TOWARDS DEPENDABLE NETWORK FUNCTION VIRTUALIZATION SERVICES
MetadataShow full item record
Despite the great momentum NFV has gained over the last few years, a closer look under the hood reveals that NFV introduces numerous dependability challenges. Compared to traditional IT applications with the availability in the order of 2'9s to 3'9s, telecom service providers require their network service being "always on" (5'9s or 6'9s). On the other hand, VMs/standard servers that are used to implement NFV are more prone to failures compared to dedicated hardware. Besides, NFV also raises security/privacy issues due to its supporting of the cloud environment where confidential information belonging to end-users and enterprises can be exposed to an external third party or attackers. How to protect users' privacy while providing complex network function services at middleboxes is an open problem.In this study, we took steps to address the availability and security/privacy, two challenges of providing dependable NFV services. First, we studied how to allocate the minimum amount of resource when mapping service function chains while guaranteeing the availability requirements. To this end, we formulated these them as optimization problems and solved them by proposing several approximation algorithms.

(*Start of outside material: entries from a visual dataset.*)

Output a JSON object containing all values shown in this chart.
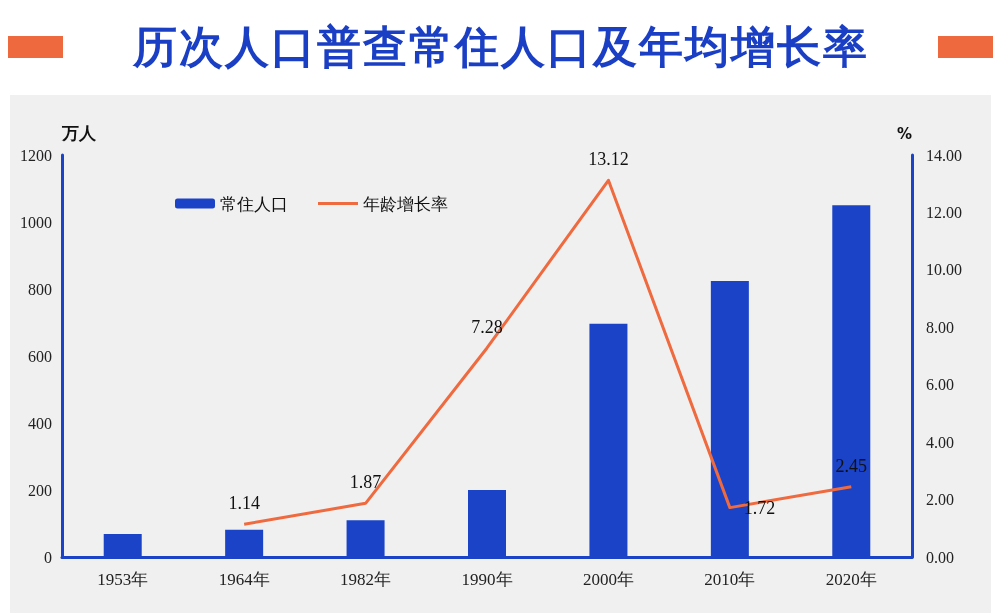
{
  "chart_data": {
    "type": "bar",
    "title": "历次人口普查常住人口及年均增长率",
    "categories": [
      "1953年",
      "1964年",
      "1982年",
      "1990年",
      "2000年",
      "2010年",
      "2020年"
    ],
    "ylabel": "万人",
    "y2label": "%",
    "ylim": [
      0,
      1200
    ],
    "yticks": [
      0,
      200,
      400,
      600,
      800,
      1000,
      1200
    ],
    "y2lim": [
      0,
      14
    ],
    "y2ticks": [
      {
        "value": 0,
        "label": "0.00"
      },
      {
        "value": 2,
        "label": "2.00"
      },
      {
        "value": 4,
        "label": "4.00"
      },
      {
        "value": 6,
        "label": "6.00"
      },
      {
        "value": 8,
        "label": "8.00"
      },
      {
        "value": 10,
        "label": "10.00"
      },
      {
        "value": 12,
        "label": "12.00"
      },
      {
        "value": 14,
        "label": "14.00"
      }
    ],
    "series": [
      {
        "name": "常住人口",
        "color": "#1a43c8",
        "values": [
          69,
          81,
          110,
          200,
          696,
          824,
          1050
        ]
      },
      {
        "name": "年龄增长率",
        "type": "line",
        "axis": "y2",
        "color": "#ef6a3e",
        "values": [
          null,
          1.14,
          1.87,
          7.28,
          13.12,
          1.72,
          2.45
        ],
        "value_labels": [
          null,
          "1.14",
          "1.87",
          "7.28",
          "13.12",
          "1.72",
          "2.45"
        ]
      }
    ],
    "legend": "top left",
    "grid": false,
    "marker": "none"
  }
}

In the second part of the thesis, we showed our design and implementation of SPABox and REET, two middlebox-based NF services that perform deep packet inspection (DPI) and WAN optimization directly over encrypted traffic, respectively. Specifically, SPABox is the first middlebox based system that supports both signature and data analysis based DPI functionalities and REET is the first system allowing a middlebox to eliminate network traffic redundancy at packet-level.The proposed approaches and results will make NFV services not only more efficient but also more dependable, thus accelerating their adoptions.